Situation recognition is the next frontier for recognition approaches including computer vision, machine learning (deep learning as well as convolution networks) and other areas of AI. Recent success in areas like object detection in images using machine learning has prepared AI community to address a significantly more challenging problem: recognition of evolving situations at different locations in real time using diverse data streams. It may very well be the most important frontier.
Real Time Dashboards
Many data streams are required to understand situations, but result in overload of data for humans causing confusion if not presented in intuitive form. For different stakeholders in an application, different information is relevant. The relevance and overload issues related to multiple diverse data streams may be solved by appropriate design of dashboards. Essentially a dashboard is an easy to understand, real-time user interface, which shows a graphical presentation of the current situation and recent and emerging trends of key performance indicators to facilitate prompt and informed decisions. Dashboards bring information from diverse data streams together in an intuitive representation that facilitates understanding of current and evolving situations, needs of people, and resource availability. This is essential for people as well as decision makers for deploying and distributing resources.
Connecting Needs to Resources
Most people are comfortable when they make decisions about resources that they need.
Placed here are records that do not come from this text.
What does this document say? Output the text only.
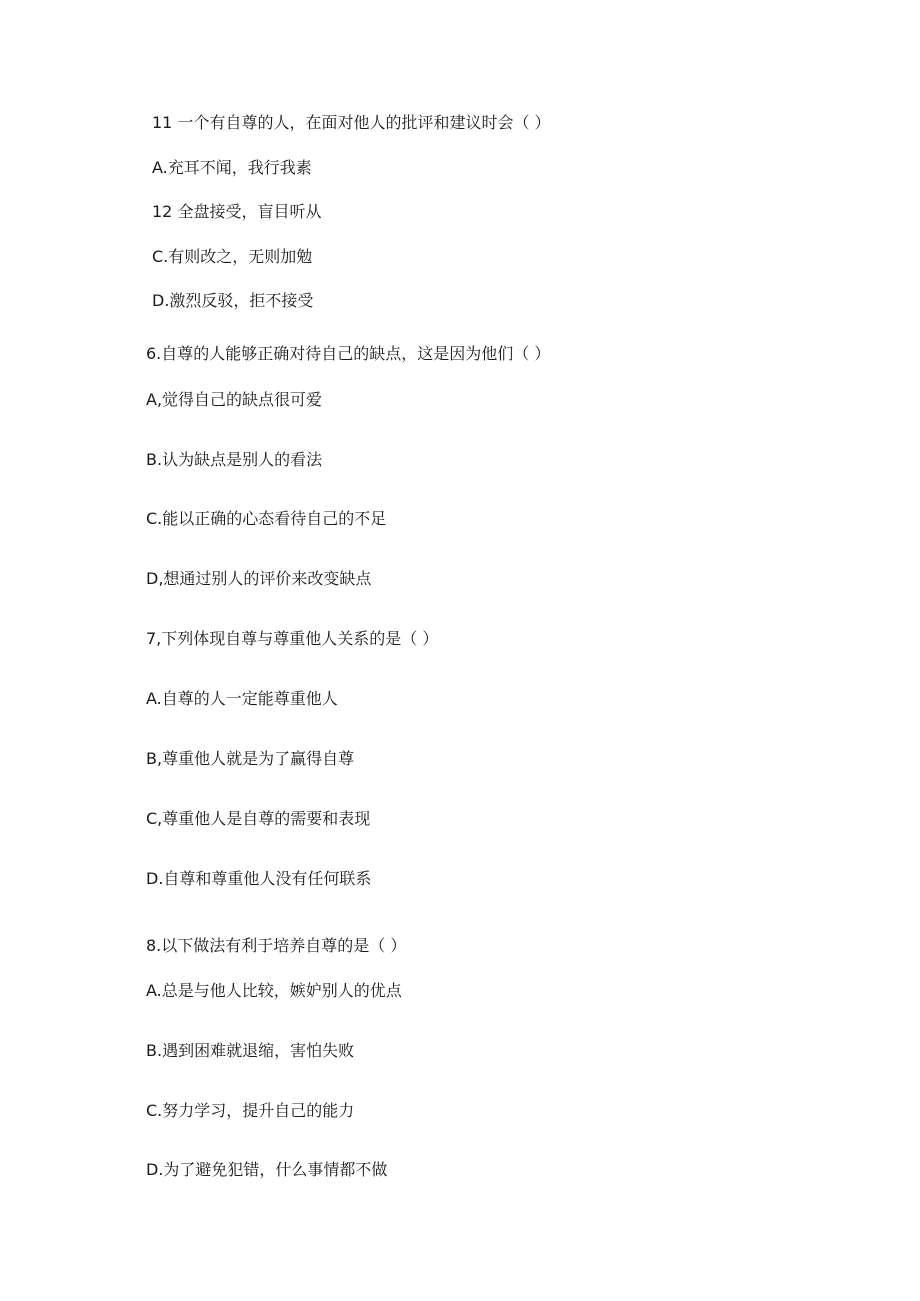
11 一个有自尊的人，在面对他人的批评和建议时会（ ）
A.充耳不闻，我行我素
12 全盘接受，盲目听从
C.有则改之，无则加勉
D.激烈反驳，拒不接受
6.自尊的人能够正确对待自己的缺点，这是因为他们（ ）
A,觉得自己的缺点很可爱
B.认为缺点是别人的看法
C.能以正确的心态看待自己的不足
D,想通过别人的评价来改变缺点
7,下列体现自尊与尊重他人关系的是（ ）
A.自尊的人一定能尊重他人
B,尊重他人就是为了赢得自尊
C,尊重他人是自尊的需要和表现
D.自尊和尊重他人没有任何联系
8.以下做法有利于培养自尊的是（ ）
A.总是与他人比较，嫉妒别人的优点
B.遇到困难就退缩，害怕失败
C.努力学习，提升自己的能力
D.为了避免犯错，什么事情都不做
People feel most comfortable when they can make decisions knowing the holistic situation and all available options. A dashboard that shows their own situation as well as availability of resources with relevant context is preferred by most people. It engages them.
Decision makers also need a clear representation of all needs and resources as well as some visibility into how these needs and resources are going to change in the near future. This visibility to near future allows better and more optimal decisions by reorganizing, reinforcing, and controlling general infra structure and resources.
The problem of connecting needs to resources is a sophisticated high dimensionality recommendation engine problem. Obviously compared to current state of art this requires solution of many challenging problems including dynamic needs of people as well as dynamic resource availability in rapidly evolving situations. Most recommendation engines deal with static needs and static resources.
Towards Community Computing
Time is right to build community computing by bringing together many components that have now proven their efficacy in various applications. Obviously, there could be multiple approaches to realize basic community computing platforms that could then be used for different applications. The components discussed above are all part of this framework along with other data sources. The key difference in this community computing framework and existing traditional approaches is the emphasis on people engagement for providing data and information, presenting real time evolving situation and related information to them, and getting them involved as much in transparent decision making as possible.
Community computing reflects how human society is evolving: people centric, transparent, participatory approach to solving complex real time problems. Technology is accelerating the pace of what society has been slowly evolving towards.